La « Charte des principes » adoptée par le CFCM clame la « compatibilité » de l’islam avec la République et rejette les « courants extrémistes ».

Les réactions qui ont immédiatement suivi la publication par le Conseil français du culte musulman (CFCM) de la « Charte des principes pour l’islam de France » ont révélé l’importance de l’événement. Flambée de tweets plus virulents les uns que les autres d’un côté, vibrantes salutations pour cette « écriture d’une page importante de l’histoire de France » (art.1) de l’autre, il y aura un avant et un après la Charte.

 

 

 

Vers une réconciliation

 

Là où une partie de l’islam de France suspecte une allégeance insupportable de la religion à l’État, doublée d’une intrusion malsaine de l’État dans les affaires de la religion, les signataires, comme nombre d’acteurs du dialogue islamo-chrétien, identifient au contraire dans ce texte l’ouverture d’un chemin de réconciliation entre islam et République française. Comme la loi de séparation de l’Église et de l’État en son temps, la Charte pose un acte historique, celui d’une volonté de vivre ensemble dans le respect de chacun et la liberté de tous.
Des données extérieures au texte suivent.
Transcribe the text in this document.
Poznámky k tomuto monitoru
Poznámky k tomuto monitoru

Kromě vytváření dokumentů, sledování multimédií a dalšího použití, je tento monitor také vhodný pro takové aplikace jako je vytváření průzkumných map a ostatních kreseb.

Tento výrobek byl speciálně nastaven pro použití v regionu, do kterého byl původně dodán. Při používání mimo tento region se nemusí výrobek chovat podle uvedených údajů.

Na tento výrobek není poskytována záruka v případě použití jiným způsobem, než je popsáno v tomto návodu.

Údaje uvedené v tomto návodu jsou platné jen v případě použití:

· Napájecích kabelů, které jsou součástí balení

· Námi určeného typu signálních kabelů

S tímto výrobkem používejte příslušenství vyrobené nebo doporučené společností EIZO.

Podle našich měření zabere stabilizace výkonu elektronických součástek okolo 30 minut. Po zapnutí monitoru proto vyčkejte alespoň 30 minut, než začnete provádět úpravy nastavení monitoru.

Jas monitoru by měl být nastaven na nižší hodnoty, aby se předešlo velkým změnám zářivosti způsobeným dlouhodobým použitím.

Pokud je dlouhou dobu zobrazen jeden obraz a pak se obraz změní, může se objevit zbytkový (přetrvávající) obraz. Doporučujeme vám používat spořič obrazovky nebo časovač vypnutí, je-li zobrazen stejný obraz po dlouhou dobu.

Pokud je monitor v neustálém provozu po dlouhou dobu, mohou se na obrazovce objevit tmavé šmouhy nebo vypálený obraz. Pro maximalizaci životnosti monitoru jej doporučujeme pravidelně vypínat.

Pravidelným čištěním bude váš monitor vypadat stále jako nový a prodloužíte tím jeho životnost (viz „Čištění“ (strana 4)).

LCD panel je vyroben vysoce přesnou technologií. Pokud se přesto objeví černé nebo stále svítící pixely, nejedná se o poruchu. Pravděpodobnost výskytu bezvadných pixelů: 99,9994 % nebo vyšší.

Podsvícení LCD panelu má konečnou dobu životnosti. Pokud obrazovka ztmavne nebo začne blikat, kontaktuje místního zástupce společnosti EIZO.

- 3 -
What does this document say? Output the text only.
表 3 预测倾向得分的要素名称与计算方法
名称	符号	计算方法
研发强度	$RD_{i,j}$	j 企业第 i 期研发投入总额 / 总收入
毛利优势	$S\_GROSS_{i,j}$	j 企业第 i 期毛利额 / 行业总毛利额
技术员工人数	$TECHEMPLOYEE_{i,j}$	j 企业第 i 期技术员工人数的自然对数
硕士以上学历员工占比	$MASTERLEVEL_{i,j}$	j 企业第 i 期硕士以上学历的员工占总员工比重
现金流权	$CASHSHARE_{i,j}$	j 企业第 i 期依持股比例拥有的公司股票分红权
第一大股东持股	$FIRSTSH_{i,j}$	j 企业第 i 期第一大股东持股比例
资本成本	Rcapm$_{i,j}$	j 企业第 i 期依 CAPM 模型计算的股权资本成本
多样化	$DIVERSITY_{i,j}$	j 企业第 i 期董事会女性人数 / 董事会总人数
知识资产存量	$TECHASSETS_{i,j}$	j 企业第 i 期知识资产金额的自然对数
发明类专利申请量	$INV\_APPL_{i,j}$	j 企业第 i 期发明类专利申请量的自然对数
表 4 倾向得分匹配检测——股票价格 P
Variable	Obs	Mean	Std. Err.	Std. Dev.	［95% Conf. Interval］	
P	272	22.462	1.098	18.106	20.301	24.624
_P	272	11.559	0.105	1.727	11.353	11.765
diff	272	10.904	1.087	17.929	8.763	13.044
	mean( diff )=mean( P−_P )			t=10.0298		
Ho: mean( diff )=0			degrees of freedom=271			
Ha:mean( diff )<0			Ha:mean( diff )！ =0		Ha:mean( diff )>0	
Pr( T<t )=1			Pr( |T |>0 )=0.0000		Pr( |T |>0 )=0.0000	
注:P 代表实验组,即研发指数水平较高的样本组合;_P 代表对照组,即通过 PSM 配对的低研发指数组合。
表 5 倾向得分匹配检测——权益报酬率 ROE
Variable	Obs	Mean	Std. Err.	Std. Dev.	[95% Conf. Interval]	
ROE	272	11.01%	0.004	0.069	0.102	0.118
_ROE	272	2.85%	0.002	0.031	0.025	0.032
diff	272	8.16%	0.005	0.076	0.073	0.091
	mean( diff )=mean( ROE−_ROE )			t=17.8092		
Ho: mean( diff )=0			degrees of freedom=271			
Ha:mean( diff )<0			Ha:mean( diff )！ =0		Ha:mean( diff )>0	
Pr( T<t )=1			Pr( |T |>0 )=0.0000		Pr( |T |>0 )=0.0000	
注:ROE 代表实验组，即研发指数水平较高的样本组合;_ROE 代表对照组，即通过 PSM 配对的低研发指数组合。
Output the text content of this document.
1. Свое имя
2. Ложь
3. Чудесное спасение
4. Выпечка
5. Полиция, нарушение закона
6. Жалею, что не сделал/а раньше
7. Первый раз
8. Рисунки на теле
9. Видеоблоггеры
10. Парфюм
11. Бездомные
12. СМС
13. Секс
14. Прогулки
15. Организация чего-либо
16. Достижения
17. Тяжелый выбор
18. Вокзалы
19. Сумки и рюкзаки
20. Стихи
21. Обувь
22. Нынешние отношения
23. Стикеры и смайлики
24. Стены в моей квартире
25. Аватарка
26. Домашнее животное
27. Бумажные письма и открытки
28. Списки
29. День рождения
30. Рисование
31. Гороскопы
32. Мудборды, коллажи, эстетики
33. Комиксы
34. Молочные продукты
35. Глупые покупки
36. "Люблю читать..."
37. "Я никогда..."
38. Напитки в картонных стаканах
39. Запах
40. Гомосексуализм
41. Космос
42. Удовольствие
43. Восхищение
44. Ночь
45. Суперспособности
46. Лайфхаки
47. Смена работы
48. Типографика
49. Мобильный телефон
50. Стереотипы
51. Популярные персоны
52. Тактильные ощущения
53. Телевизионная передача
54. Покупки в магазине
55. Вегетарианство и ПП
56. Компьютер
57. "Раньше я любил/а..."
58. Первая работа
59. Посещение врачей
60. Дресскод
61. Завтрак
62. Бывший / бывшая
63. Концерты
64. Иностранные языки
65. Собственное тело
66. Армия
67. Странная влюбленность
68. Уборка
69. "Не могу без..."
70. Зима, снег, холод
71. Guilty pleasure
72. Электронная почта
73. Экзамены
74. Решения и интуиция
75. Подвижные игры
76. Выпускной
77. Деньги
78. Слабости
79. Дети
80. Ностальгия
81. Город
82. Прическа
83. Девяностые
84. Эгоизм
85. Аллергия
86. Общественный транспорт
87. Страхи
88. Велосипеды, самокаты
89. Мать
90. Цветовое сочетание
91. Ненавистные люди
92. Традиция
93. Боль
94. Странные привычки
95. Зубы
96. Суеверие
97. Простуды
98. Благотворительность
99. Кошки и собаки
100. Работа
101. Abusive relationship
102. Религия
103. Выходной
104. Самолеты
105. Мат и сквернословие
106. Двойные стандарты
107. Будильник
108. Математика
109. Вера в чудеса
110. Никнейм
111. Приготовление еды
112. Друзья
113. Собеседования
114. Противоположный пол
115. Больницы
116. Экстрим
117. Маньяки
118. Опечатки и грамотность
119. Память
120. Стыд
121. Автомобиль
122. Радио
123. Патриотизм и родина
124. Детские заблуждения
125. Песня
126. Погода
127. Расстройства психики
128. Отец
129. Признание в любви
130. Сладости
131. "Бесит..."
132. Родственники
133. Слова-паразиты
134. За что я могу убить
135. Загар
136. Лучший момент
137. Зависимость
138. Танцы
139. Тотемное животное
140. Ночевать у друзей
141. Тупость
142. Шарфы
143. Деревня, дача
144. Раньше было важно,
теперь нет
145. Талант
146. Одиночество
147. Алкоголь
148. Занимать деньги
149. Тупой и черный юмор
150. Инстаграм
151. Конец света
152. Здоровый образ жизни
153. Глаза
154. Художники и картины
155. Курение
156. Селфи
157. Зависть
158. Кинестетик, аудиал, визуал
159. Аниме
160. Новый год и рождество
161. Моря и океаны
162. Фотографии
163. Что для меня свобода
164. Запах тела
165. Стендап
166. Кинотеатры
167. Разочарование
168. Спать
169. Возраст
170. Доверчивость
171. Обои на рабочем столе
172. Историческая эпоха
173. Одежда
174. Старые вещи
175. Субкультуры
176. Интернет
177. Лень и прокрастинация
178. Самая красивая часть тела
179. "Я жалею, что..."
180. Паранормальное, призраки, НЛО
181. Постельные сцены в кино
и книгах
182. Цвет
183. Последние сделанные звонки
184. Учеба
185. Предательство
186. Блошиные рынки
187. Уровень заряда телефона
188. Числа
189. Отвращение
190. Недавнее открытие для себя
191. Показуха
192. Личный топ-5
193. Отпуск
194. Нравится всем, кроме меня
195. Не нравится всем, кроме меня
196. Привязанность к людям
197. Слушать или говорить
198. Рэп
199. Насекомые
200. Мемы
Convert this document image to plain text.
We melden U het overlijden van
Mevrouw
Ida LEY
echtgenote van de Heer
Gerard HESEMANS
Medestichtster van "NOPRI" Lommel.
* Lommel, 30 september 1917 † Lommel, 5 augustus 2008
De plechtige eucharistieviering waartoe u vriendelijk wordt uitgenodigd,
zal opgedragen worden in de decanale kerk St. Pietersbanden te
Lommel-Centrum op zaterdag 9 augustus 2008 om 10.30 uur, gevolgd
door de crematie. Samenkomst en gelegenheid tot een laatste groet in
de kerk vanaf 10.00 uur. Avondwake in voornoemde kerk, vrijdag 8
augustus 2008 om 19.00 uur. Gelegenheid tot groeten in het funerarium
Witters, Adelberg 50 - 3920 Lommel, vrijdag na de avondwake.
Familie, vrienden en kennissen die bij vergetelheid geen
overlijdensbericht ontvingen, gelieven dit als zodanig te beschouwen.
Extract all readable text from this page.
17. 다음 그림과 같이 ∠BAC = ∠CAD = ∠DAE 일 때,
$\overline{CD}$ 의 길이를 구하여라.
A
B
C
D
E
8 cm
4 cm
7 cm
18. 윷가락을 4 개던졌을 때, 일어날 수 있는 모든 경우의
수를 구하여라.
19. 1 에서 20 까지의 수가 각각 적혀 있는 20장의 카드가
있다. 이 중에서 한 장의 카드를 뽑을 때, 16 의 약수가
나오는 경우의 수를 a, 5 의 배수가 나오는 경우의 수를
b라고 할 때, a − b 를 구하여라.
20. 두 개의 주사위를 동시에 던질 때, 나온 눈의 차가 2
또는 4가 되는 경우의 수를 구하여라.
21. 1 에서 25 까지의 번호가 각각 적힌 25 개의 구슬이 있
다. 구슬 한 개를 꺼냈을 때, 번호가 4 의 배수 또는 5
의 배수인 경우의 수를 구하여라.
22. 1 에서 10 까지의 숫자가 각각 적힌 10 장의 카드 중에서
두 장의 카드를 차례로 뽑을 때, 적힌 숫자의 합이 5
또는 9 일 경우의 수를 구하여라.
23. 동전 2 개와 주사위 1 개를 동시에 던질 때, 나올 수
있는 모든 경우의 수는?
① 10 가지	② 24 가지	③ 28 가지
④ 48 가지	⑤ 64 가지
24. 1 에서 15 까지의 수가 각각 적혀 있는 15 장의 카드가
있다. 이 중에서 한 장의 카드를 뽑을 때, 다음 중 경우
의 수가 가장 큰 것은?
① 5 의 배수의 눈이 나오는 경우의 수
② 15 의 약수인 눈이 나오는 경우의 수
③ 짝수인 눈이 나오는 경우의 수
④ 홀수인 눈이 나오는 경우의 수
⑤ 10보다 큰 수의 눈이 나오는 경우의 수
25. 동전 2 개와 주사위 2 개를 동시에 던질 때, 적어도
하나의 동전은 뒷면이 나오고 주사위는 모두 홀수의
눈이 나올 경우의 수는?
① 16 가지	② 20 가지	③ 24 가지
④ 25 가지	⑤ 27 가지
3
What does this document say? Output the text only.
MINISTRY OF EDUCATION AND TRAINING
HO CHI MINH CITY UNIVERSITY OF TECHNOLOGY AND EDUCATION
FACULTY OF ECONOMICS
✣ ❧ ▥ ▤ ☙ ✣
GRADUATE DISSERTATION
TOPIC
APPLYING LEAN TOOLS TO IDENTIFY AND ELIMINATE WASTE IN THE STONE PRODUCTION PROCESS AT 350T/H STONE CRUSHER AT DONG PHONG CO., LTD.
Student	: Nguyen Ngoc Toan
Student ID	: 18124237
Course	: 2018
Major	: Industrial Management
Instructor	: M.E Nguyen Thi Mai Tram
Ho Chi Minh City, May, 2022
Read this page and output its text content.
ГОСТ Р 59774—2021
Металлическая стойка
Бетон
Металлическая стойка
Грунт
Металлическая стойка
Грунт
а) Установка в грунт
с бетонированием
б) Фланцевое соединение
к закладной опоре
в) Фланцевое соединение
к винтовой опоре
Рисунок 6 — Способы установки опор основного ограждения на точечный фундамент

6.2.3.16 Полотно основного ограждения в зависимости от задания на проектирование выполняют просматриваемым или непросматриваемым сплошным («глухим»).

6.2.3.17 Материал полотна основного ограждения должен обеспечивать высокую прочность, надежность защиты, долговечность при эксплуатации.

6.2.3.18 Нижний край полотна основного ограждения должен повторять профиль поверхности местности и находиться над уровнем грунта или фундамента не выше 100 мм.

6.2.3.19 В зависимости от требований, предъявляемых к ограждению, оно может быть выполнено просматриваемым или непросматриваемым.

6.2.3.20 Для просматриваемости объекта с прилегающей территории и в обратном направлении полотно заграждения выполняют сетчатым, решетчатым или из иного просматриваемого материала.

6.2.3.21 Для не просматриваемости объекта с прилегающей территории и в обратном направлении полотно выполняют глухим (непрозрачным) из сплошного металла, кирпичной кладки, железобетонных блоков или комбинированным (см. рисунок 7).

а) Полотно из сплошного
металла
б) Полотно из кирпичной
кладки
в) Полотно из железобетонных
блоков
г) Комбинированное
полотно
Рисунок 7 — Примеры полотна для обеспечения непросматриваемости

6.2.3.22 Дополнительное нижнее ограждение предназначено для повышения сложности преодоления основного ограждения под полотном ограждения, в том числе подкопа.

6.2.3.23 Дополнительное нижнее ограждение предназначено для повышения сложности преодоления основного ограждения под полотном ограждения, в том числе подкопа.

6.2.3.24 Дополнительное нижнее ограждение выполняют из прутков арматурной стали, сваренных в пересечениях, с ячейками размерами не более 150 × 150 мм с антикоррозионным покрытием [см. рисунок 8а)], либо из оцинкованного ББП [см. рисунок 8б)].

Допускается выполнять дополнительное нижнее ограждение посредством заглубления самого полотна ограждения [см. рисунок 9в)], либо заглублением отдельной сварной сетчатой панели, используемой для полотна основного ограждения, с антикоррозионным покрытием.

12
Elle offre à l’islam de France la possibilité de sortir de l’ère de la tolérance pour entrer dans celle de la reconnaissance.

 

Ce texte ouvre un chemin de réconciliation entre islam et République française

 

(© Commons Wikimedia)

 

 

 

La règle d’égalité

 

Mon attention s’est portée sur deux articles. L’article 4 : à propos des inégalités dont les femmes sont souvent victimes, la Charte établit clairement une différence entre les pratiques culturelles ou traditionnelles, « prétendument musulmanes », et l’enseignement coranique qui établit la stricte égalité. Ces niveaux d’autorité entre Coran, Tradition (Sunna) et cultures régionales sont souvent mal appréhendés parmi les pratiquants. Même si la Charte ne précise pas comment rendre effective cette égalité, il y a là une belle avancée.

 

Et l’article 5 (« La fraternité ») : si le rejet de toute forme d’exclusion raciste, sexiste et homophobe est clairement affirmé, la question de l’apostasie (takfir) semble plus délicate. Elle est un point de fitna (discorde) au sein de l’islam de France, qui nécessite un dialogue avec les courants les plus conservateurs.